The value of total real estate transactions in the country rose by 4.2 per cent year-on-year from January 2017 to January 2018, touching RO 1.01 billion, according to the National Center for Statistics and Information (NCSI). Earlier, the real estate sector was projected to grow by 3.6 per cent this year.


Additionally, contribution of travel and tourism sector to Oman’s GDP has been forecast to grow by 6.3 per cent in 2018, and then by an average of 5.9 per cent per year up to 2028 to reach a value of


RO 3.3 billion, which accounts for a contribution of 8.9 per cent to the total GDP.


A report published by the Oxford Business Group (OBG) said the real estate sector in the Sultanate is witnessing a major change.


Mohamed Zayd Azeez, a leading real estate adviser to major realtors in the region, says with continued economic recovery in the Sultanate, the country is expecting a number of projects to be announced, including major hotel operators coming in.


“Moreover, demand for such properties are still strong as the spending power of people have considerably increased and would like to get more value for their money. So there has been a shift of trend. People living in older properties are now moving to newer modern properties offering more facilities,” Zayd Azeez adds.


In the past three years, the first quarter of 2018 saw a marginal decline of only 1.1 per cent, indicating the market may be nearing the bottom of the session. “We view this projected improvement as a seismic shift in the fundamental make-up of the Sultanate’s economy and certainly one that puts the economy on a path to more widespread diversification,” said Faisal Durrani, Head of Research at Cluttons International Property Consultants.

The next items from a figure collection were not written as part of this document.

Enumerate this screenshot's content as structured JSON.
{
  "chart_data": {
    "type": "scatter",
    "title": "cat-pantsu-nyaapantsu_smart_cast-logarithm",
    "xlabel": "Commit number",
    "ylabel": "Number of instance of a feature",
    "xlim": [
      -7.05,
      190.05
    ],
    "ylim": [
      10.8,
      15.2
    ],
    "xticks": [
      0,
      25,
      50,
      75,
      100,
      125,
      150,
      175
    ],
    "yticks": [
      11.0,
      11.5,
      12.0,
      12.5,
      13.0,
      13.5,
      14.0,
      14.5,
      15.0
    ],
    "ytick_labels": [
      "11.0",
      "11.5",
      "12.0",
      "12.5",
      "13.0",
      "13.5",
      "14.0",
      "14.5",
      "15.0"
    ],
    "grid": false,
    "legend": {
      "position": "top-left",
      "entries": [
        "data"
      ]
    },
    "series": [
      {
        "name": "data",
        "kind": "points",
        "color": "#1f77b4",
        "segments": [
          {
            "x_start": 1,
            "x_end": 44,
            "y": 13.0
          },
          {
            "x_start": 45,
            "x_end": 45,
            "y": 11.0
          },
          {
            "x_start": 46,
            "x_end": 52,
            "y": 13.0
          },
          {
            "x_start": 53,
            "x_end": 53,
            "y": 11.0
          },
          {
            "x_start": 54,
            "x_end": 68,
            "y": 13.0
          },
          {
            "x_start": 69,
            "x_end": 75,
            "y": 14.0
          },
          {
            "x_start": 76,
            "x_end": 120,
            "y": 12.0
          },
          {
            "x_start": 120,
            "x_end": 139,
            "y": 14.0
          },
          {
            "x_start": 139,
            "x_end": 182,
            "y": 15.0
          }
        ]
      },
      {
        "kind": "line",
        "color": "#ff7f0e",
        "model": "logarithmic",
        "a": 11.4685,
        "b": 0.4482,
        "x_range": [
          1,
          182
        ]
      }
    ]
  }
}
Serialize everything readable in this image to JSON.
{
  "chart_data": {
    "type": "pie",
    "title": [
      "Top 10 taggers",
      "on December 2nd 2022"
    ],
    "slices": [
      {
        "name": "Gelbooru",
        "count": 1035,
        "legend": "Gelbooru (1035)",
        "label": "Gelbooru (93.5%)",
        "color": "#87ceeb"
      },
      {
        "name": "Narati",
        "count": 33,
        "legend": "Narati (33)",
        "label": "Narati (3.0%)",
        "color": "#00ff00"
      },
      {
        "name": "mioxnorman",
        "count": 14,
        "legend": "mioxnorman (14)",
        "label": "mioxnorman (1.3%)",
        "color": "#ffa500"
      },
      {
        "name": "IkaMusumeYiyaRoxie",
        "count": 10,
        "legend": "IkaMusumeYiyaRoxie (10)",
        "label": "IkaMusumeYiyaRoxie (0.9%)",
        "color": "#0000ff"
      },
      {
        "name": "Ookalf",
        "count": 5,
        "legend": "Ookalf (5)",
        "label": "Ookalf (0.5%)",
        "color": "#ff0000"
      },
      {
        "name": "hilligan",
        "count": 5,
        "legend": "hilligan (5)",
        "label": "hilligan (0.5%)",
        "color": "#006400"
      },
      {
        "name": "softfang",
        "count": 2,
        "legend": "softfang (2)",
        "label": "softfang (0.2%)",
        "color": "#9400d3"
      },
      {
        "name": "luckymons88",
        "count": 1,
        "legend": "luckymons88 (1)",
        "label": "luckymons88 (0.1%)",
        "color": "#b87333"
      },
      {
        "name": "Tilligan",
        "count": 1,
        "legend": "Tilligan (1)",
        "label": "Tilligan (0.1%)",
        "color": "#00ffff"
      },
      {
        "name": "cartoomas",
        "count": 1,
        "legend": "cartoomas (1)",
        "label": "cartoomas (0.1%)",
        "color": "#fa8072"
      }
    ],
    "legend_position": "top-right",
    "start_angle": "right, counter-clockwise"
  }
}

He explained that the leading leases in this sector have experienced a period of relative calm after falling by 20-25 per cent.


He further pointed out that in order to benefit from higher incomes, the country has been encouraging new investment on the background of improved economic conditions, while hospitality sector in the Sultanate continues to outperform other sectors by allowing full foreign ownership.


The government in January announced regulations for real estate investment funds to allow more individual investors to invest in real estate which contributes to increase in liquidity in the market and pushing towards further development.


The regulations in the Sultanate allow 100 per cent foreign ownership of real estate investment funds, he added.


For real estate investment funds, the government adopted a successful move in 2006 to allow international investors to own real estate.


One of the main features of Integrated Tourist Complexes (ITCs) is that non-Omani citizens can buy residential properties, while developers are providing more recreational and recreational facilities such as golf courses, marinas and beach clubs.


Additionally, the government’s goal of attracting 21 million tourists by 2035 is up from 8 million in 2015 as part of the efforts to diversify the economy, which means the prospects for real estate sector remain strong with the near completion of many new projects in the next six months.